Chequear carros. En realidad es un trabajo sencillo, pero
depende dónde se haga y entre qué clase de gente. El alistador debe sepultarse
ocho horas diarias en las profundidades de la mina, fiscalizando en las
galerías a los carreros que van vaciando el mineral en las bocas de las
"buitras" insaciables como bolsas de avaros. La mayoría son gente rústica
y altiva que siente placer en mofarse de los recién llegados. Nadie lo secunda
en su tarea. El que entra por primera vez a los túneles se siente sobrecogido y
desorientado ante ese mundo nuevo, sombrío y sórdido, que lo acoge tercamente.
"Polilla" miró con compasión al nuevo contratado y a pesar
de estar habituado a las miserias que desfilaban frente a su
ventanilla, con un interminable cortejo de quejas y blasfemias, le explicó al
muchacho su situación.
buitras: pozo de
aproximadamente un metro de diámetro y varios cientos de longitud, por el que
bajan los minerales desde las galerías, en el interior del cerro, hacia el
valle.
—Trate de pedir su transferencia a cualquier departamento.
El trabajo que va a desempeñar no le conviene. Además...
Una voz agria y destemplada resonó a sus espaldas.

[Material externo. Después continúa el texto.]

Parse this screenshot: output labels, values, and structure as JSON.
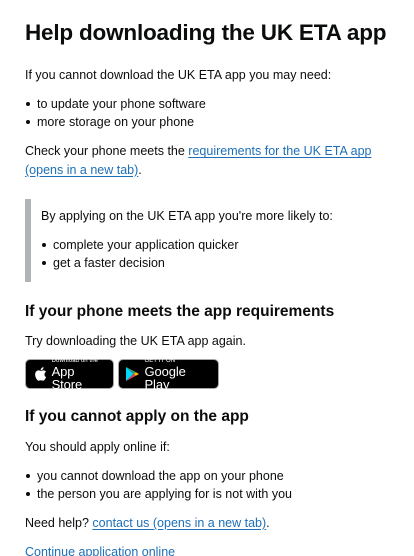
{
  "page": {
    "title": "Help downloading the UK ETA app",
    "intro": "If you cannot download the UK ETA app you may need:",
    "needs": [
      "to update your phone software",
      "more storage on your phone"
    ],
    "check_prefix": "Check your phone meets the ",
    "check_link": "requirements for the UK ETA app (opens in a new tab)",
    "check_suffix": "."
  },
  "inset": {
    "lead": "By applying on the UK ETA app you're more likely to:",
    "benefits": [
      "complete your application quicker",
      "get a faster decision"
    ]
  },
  "section_meets": {
    "heading": "If your phone meets the app requirements",
    "text": "Try downloading the UK ETA app again."
  },
  "badges": {
    "appstore_small": "Download on the",
    "appstore_big": "App Store",
    "google_small": "GET IT ON",
    "google_big": "Google Play"
  },
  "section_cannot": {
    "heading": "If you cannot apply on the app",
    "text": "You should apply online if:",
    "reasons": [
      "you cannot download the app on your phone",
      "the person you are applying for is not with you"
    ],
    "help_prefix": "Need help? ",
    "help_link": "contact us (opens in a new tab)",
    "help_suffix": ".",
    "continue_link": "Continue application online"
  },
  "colors": {
    "link": "#1d70b8",
    "text": "#0b0c0c",
    "inset_border": "#b1b4b6"
  }
}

—¿Le pagan para que de consejos o para que trabaje en la
oficina? aullaba Mr. Barry, rojo por la excitación, impregnando la sala de un
fuerte olor a alcohol. Después masculló algunas frases despreciativas e
hirientes, vomitadas por su injustificado rencor a una raza subalterna pero no
culpable.
Entonces sucedió algo insólito. "Polilla", pálido
de ira, se apartó con un salto felino de su asiento y se lanzó sobre la enorme
mesa del jefe. Sus manos flacas, descarnadas, golpeaban con desesperación la
roja cara de Mr. Barry que cogido de sorpresa no atinaba a defenderse de
aquella violenta lluvia de golpes. El muchacho flaco, insignificante, atacaba
furioso como un perro salvaje. Pero aquello no podía durar. Repuesto de su
sorpresa, Mr. Barry lo atenazó con sus manazas, y así cogido para que no se
escapara, empezó a golpearlo fríamente en el rostro, que pronto fue sólo un
pedazo de carne roja y machucada que salpicaba los formularios con su lluvia
escarlata. Los empleados miraban la escena en temeroso silencio. Con los
nervios en tensión, ninguno hacía ademán de defender al insignificante
"Polilla", hasta que, rendido Mr. Barry por el esfuerzo hecho, soltó
a su presa exánime que se dobló en una silla con la cabeza fláccida y un rictus
amargo en la boca derrotada y sangrante, como un mudo grito de redención.